The Industrial Revolution brought on lots of changes with how society was run and how the economy was running. He endorsed those changes as part of the natural evolution of the capitalist economy. Basically, this was something that would happen naturally without any government intervention if people were left to just have their own freedom to trade or sell things as they wanted to.
Adam Smith was a big promoter of classical liberalism in the 19th century. Another person who was associated with classical liberalism was Thomas Malthus. Thomas declared that the world was in danger of becoming overpopulated, and overpopulated would mean that there weren’t enough resources to take care of everyone who was living here. There wasn’t enough food, there weren’t enough supplies to make clothing, there weren’t enough places to live.

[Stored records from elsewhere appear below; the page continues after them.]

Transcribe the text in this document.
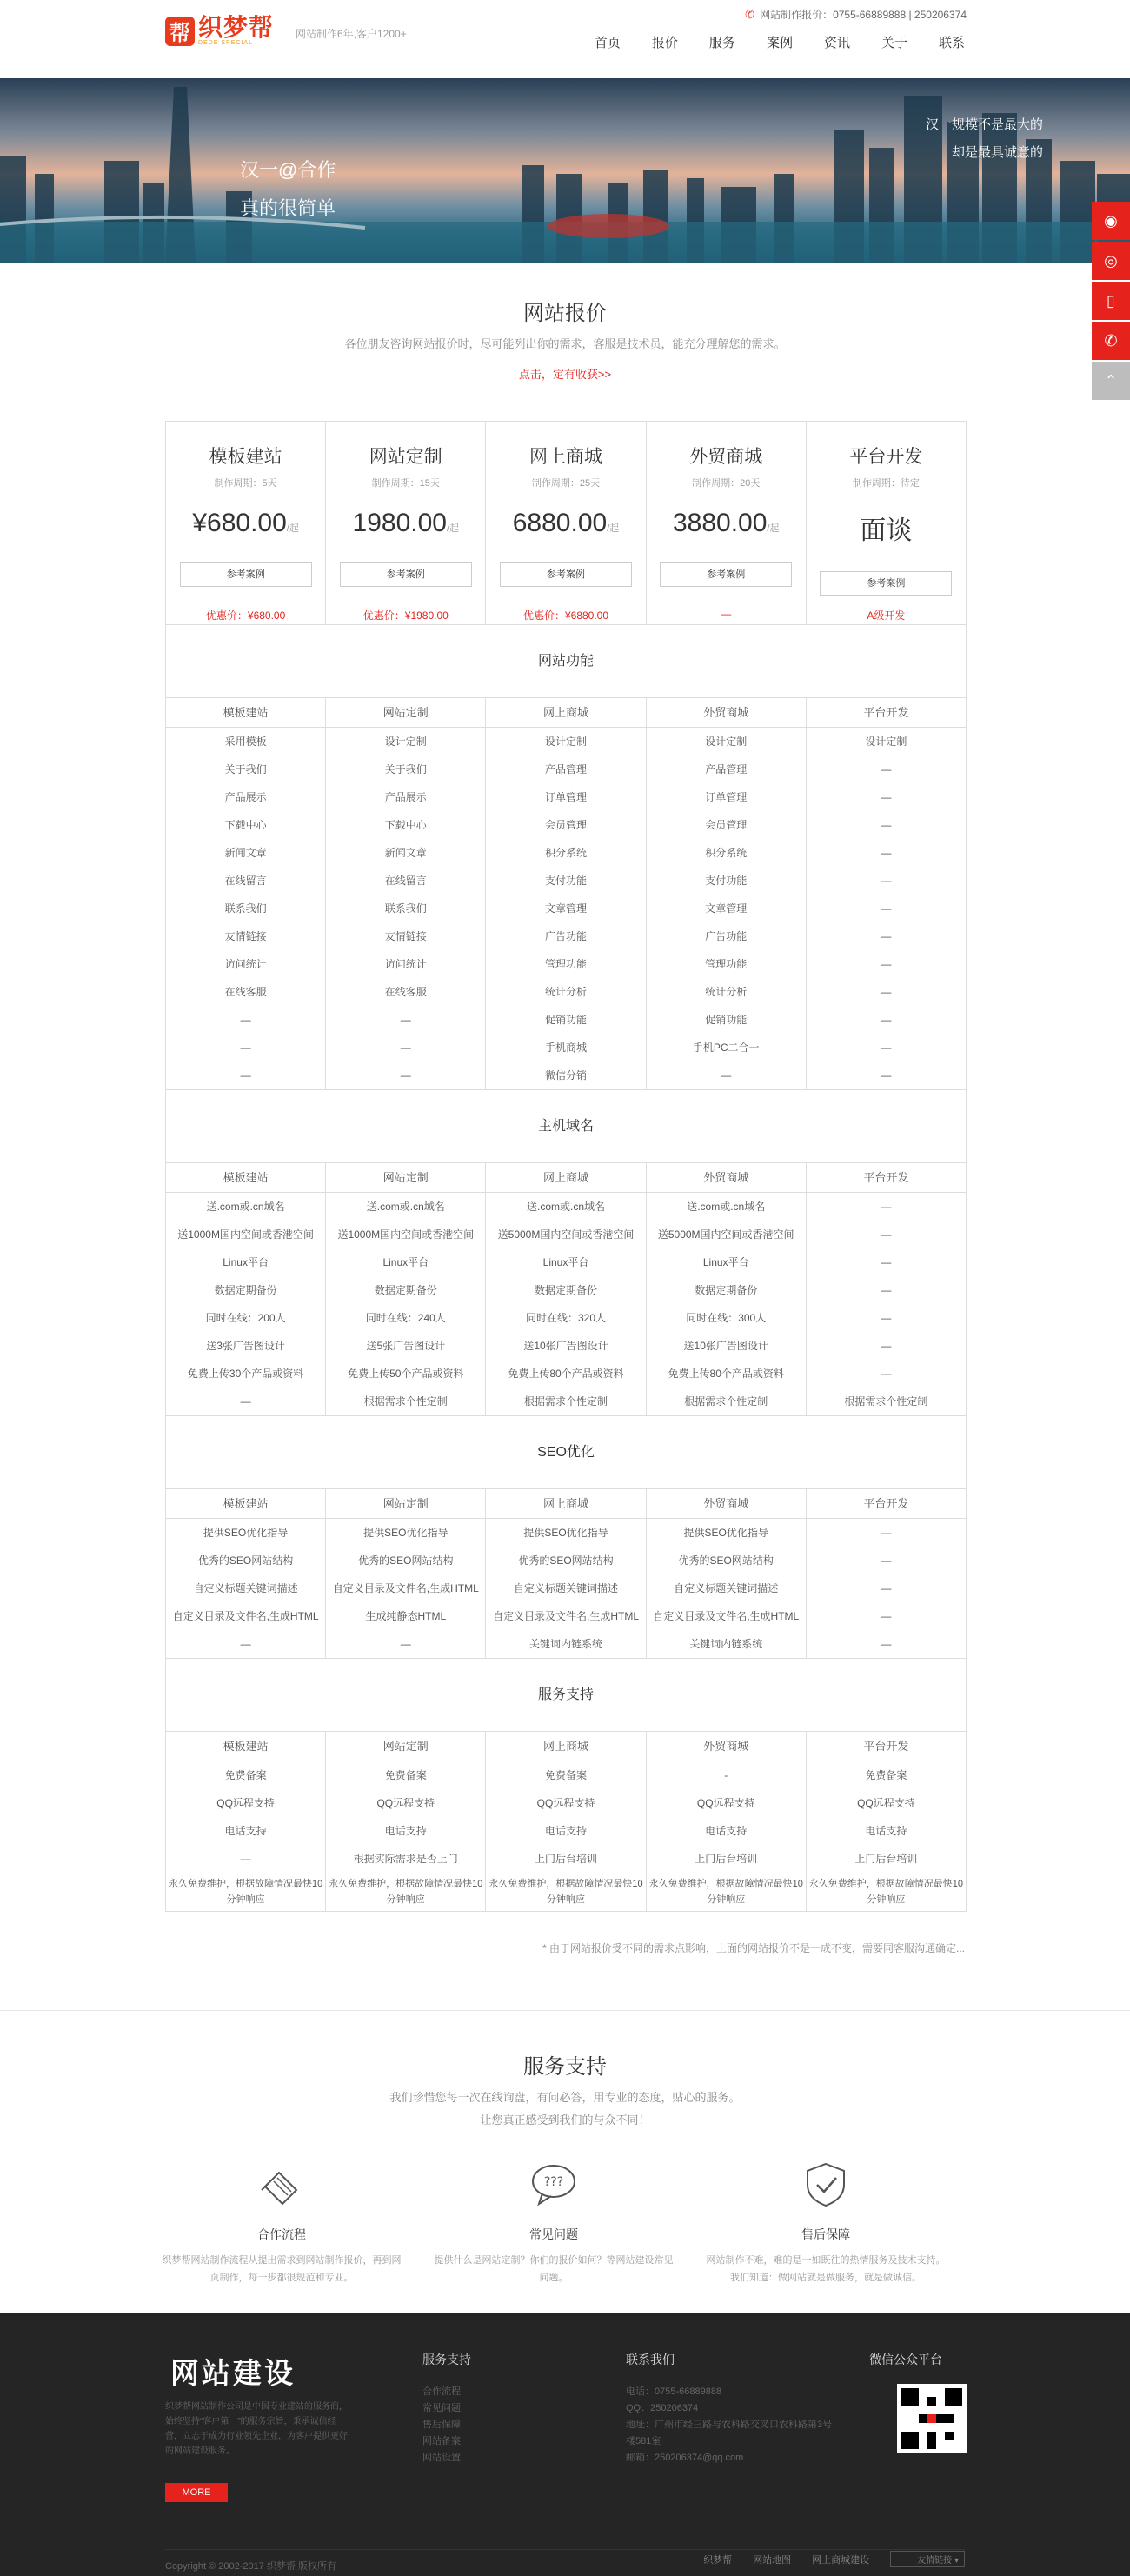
帮 织梦帮
DEDE SPECIAL
网站制作6年,客户1200+
✆ 网站制作报价：0755-66889888 | 250206374
首页 报价 服务 案例 资讯 关于 联系
汉一@合作
真的很简单
汉一规模不是最大的
却是最具诚意的
◉
◎
▯
✆
⌃
网站报价
各位朋友咨询网站报价时，尽可能列出你的需求，客服是技术员，能充分理解您的需求。
点击，定有收获>>
模板建站
制作周期：5天
¥680.00/起
参考案例
优惠价：¥680.00
网站定制
制作周期：15天
1980.00/起
参考案例
优惠价：¥1980.00
网上商城
制作周期：25天
6880.00/起
参考案例
优惠价：¥6880.00
外贸商城
制作周期：20天
3880.00/起
参考案例
—
平台开发
制作周期：待定
面谈
参考案例
A级开发
网站功能
模板建站
采用模板
关于我们
产品展示
下载中心
新闻文章
在线留言
联系我们
友情链接
访问统计
在线客服
—
—
—
网站定制
设计定制
关于我们
产品展示
下载中心
新闻文章
在线留言
联系我们
友情链接
访问统计
在线客服
—
—
—
网上商城
设计定制
产品管理
订单管理
会员管理
积分系统
支付功能
文章管理
广告功能
管理功能
统计分析
促销功能
手机商城
微信分销
外贸商城
设计定制
产品管理
订单管理
会员管理
积分系统
支付功能
文章管理
广告功能
管理功能
统计分析
促销功能
手机PC二合一
—
平台开发
设计定制
—
—
—
—
—
—
—
—
—
—
—
—
主机域名
模板建站
送.com或.cn域名
送1000M国内空间或香港空间
Linux平台
数据定期备份
同时在线：200人
送3张广告图设计
免费上传30个产品或资料
—
网站定制
送.com或.cn域名
送1000M国内空间或香港空间
Linux平台
数据定期备份
同时在线：240人
送5张广告图设计
免费上传50个产品或资料
根据需求个性定制
网上商城
送.com或.cn域名
送5000M国内空间或香港空间
Linux平台
数据定期备份
同时在线：320人
送10张广告图设计
免费上传80个产品或资料
根据需求个性定制
外贸商城
送.com或.cn域名
送5000M国内空间或香港空间
Linux平台
数据定期备份
同时在线：300人
送10张广告图设计
免费上传80个产品或资料
根据需求个性定制
平台开发
—
—
—
—
—
—
—
根据需求个性定制
SEO优化
模板建站
提供SEO优化指导
优秀的SEO网站结构
自定义标题关键词描述
自定义目录及文件名,生成HTML
—
网站定制
提供SEO优化指导
优秀的SEO网站结构
自定义目录及文件名,生成HTML
生成纯静态HTML
—
网上商城
提供SEO优化指导
优秀的SEO网站结构
自定义标题关键词描述
自定义目录及文件名,生成HTML
关键词内链系统
外贸商城
提供SEO优化指导
优秀的SEO网站结构
自定义标题关键词描述
自定义目录及文件名,生成HTML
关键词内链系统
平台开发
—
—
—
—
—
服务支持
模板建站
免费备案
QQ远程支持
电话支持
—
永久免费维护，根据故障情况最快10分钟响应
网站定制
免费备案
QQ远程支持
电话支持
根据实际需求是否上门
永久免费维护，根据故障情况最快10分钟响应
网上商城
免费备案
QQ远程支持
电话支持
上门后台培训
永久免费维护，根据故障情况最快10分钟响应
外贸商城
-
QQ远程支持
电话支持
上门后台培训
永久免费维护，根据故障情况最快10分钟响应
平台开发
免费备案
QQ远程支持
电话支持
上门后台培训
永久免费维护，根据故障情况最快10分钟响应
* 由于网站报价受不同的需求点影响，上面的网站报价不是一成不变，需要同客服沟通确定...
服务支持
我们珍惜您每一次在线询盘，有问必答，用专业的态度，贴心的服务。
让您真正感受到我们的与众不同！
合作流程
织梦帮网站制作流程从提出需求到网站制作报价，再到网页制作，每一步都很规范和专业。
???
常见问题
提供什么是网站定制？你们的报价如何？等网站建设常见问题。
售后保障
网站制作不难，难的是一如既往的热情服务及技术支持。我们知道：做网站就是做服务，就是做诚信。
网站建设
织梦帮网站制作公司是中国专业建站的服务商，始终坚持“客户第一”的服务宗旨，秉承诚信经营，立志于成为行业领先企业，为客户提供更好的网站建设服务。
MORE
服务支持
合作流程
常见问题
售后保障
网站备案
网站设置
联系我们
电话：0755-66889888
QQ：250206374
地址：广州市经三路与农科路交叉口农科路第3号楼581室
邮箱：250206374@qq.com
微信公众平台
Copyright © 2002-2017 织梦帮 版权所有
织梦帮 网站地图 网上商城建设	友情链接 ▾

He declared that the world was in danger of becoming overpopulated and that the natural solution would be for the poor to die of disease and starvation. Naturally, if there was no intervention, the poor people would die, because they would get sick, they would be in housing that wasn’t as good as upper classes, they would be eating not as well as upper classes, so they would have bad nutrition, they would be living in not very good settings that might not be very sanitary.
Disease would be able to pick up people a lot more quickly, because they weren’t healthy to begin with. Then, the poor would live a lot closer together, which means that the disease would spread. Disease would kill off some of the poor, and then starvation, not having enough food in general, let alone foods that were healthier for you or that were more preferred, and that the upper middle classes had better access to.
The natural solution without any government intervention would be that the poor would die of disease and starvation, and that would prevent the problem of overpopulation. Malthus also supported the industrial revolution. Like Adam Smith, he did support those changes and he suggested that the plight of the poor was actually in the best interest of humanity.
Basically, the poor dying off due to disease and starvation was in the best interest of humanity, because it would keep the Earth from becoming overpopulated. Then, the people who were still here, humanity as a whole, would have more resources to split among themselves. There were going to be people who come back and argue this and say that you know humanity isn’t really that great at all if it’s letting people die because they can’t get enough food, or enough shelter or clothing whenever there’s plenty of it to go around.
Malthus was a little bit more extreme and not as sensitive to people, the individuals as a whole, but he was a supporter of classical liberalism. Adam Smith just supported that markets would regulate themselves as if there was an invisible hand doing the regulating without any government intervention.
If the people were left to regulate things and to sell things within the market as they wanted to, then the markets would self regulate. The main goals of classical liberalism is to promote securing the freedom of individuals. You want individuals to have their freedom, and you do that by limiting the government’s power, especially involving economics.